A bit of buzz about Brian May lately on TGP...

Started by Skreddy, September 27, 2007, 04:18:10 PM

Previous topic - Next topic

Skreddy

So I just thought I'd share a concept which might help anyone trying to get some Queen violin tones without the homemade guitar, Burns pickups, treble booster, and cranked AC30 (or Deacy) amp. 

A Big Muff circuit with some smoother type of clipping diodes (like multiple in-line diodes, maybe a mixture of silicon, LED, mosfet, etc) and then a tone stack which has a prominent mid hump in the 600Hz band.  I was playing with the eq of my mp3 player today (listening to Dethklok), and the guitar came in loud and proud very much Brian May style when I cranked the 600 band.

In addition to a mid-hump BMP tone stack, also consider using a smaller coupling cap between the tone stack and Q4 (standard of course is .1uf; so try halving that or even /5 or /10 of that) and adding extra filtering to the high end to eliminate the fuzziness (maybe use bigger caps in parallel with the clipping diodes?  If standard is 470pf, then try 560pf?) and maybe reduce the gain just a bit, too (like maybe reduce the neg-feedback resistors to 330k?).

So without further ado, here's an example of a BMP tone stack with a 600Hz hump...

Bucksears

Looks like a lot of bass and treble as well, if I'm reading that correctly.
Did you try this already?

B Tremblay

Proper shielding will take care of hearing buzz.  :)
B Tremblay
runoffgroove.com

Skreddy

#3
Quote from: Bucksears on September 28, 2007, 10:27:33 AM
Looks like a lot of bass and treble as well, if I'm reading that correctly.
Did you try this already?

No; I haven't tried it yet.  I have a more Gilmour-targeted tone stack on my Top Fuel and Pink Flesh pedals that humps the tone a bit more into the 1k zone.

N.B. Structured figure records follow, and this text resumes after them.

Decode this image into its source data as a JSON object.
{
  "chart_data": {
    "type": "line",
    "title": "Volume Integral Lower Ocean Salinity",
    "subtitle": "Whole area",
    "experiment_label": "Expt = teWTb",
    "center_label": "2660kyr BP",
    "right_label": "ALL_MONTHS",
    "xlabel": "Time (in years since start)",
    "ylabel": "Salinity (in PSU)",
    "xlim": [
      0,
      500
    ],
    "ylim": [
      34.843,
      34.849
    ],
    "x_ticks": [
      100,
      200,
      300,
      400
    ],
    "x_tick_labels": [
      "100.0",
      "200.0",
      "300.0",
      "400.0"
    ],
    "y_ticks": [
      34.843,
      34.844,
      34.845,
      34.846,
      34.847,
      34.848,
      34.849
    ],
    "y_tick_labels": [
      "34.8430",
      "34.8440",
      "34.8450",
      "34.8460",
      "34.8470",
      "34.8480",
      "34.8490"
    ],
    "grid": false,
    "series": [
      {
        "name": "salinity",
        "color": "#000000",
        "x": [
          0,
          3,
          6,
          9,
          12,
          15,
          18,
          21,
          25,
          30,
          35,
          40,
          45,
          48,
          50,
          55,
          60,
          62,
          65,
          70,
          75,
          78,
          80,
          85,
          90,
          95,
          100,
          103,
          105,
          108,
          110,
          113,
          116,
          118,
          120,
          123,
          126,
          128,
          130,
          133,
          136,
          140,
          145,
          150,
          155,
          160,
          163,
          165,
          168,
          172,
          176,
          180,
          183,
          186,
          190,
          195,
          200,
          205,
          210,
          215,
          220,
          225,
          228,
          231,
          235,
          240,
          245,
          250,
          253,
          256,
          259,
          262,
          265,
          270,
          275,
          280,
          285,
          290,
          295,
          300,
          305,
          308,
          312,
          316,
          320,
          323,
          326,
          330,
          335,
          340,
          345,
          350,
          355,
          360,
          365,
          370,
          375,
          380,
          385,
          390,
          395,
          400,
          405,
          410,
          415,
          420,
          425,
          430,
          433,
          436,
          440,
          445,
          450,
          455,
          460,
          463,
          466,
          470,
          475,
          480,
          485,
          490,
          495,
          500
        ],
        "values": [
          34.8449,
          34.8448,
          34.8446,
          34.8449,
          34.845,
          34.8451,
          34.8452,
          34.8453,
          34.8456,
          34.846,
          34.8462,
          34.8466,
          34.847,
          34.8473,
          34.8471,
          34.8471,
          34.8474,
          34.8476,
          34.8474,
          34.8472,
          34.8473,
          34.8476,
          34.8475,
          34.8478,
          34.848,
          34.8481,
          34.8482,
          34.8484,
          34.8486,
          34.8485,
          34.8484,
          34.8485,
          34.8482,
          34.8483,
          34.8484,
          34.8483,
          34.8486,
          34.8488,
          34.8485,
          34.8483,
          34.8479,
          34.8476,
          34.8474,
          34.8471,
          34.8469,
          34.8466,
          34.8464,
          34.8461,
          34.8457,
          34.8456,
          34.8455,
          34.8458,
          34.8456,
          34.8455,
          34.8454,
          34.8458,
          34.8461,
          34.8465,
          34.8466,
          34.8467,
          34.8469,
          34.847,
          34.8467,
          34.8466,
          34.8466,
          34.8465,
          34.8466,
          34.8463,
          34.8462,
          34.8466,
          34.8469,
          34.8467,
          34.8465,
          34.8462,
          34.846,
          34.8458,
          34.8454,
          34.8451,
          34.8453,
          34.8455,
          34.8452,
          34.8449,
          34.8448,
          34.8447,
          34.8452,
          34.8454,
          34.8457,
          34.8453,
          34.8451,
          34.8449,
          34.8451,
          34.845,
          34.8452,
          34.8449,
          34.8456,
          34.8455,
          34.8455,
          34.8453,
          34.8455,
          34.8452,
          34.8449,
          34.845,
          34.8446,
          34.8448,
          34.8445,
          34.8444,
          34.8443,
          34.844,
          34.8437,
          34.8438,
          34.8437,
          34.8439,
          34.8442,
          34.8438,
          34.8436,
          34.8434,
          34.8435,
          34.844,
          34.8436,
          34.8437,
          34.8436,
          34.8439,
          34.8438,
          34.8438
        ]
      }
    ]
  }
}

But the bass and treble, I addressed in other places in post #1.  Also, subtle curves, visually, with the BMP tone stack, do yield distinctly audible results.

Also, after having seen an old 80's video demo from Brian May, a treble-boosting input stage would definitely be on order.  Sticking with the Big Muff Pi model (to give that sustain and distortion he gets from cranking little amps), the negative-feedback-filter cap on the input stage oughta be reduced from 470pf (standard BMP) to 220pf (lets in more highs but still kills noise) or 100pf (would be extremely bright sounding).  You could use a smaller input capacitor (like .047uf) if you like, too.  Bigger input caps tend to help with sustain, though; and you could always tighten up the bass elsewhere.

Anyway, like I said; this is just a concept.  I haven't done this particular thing yet and maybe I won't.  It just struck me that 600Hz is a particularly "Brian May" like frequency to boost.  Perhaps that's the corner frequency of his treble booster, below which his bass is chopped off?

So anyway, here's what that tone stack looks like when you turn the knob to 10 (swept all the way to the treble side):


Now keep in mind this is only the response of the tone stack.  It does not reflect any of the other filtering you'd have going on elsewhere.  You'd probably want to roll off the treble at around 6k, and the BMP circuit has plenty of filtering at every stage to take care of that.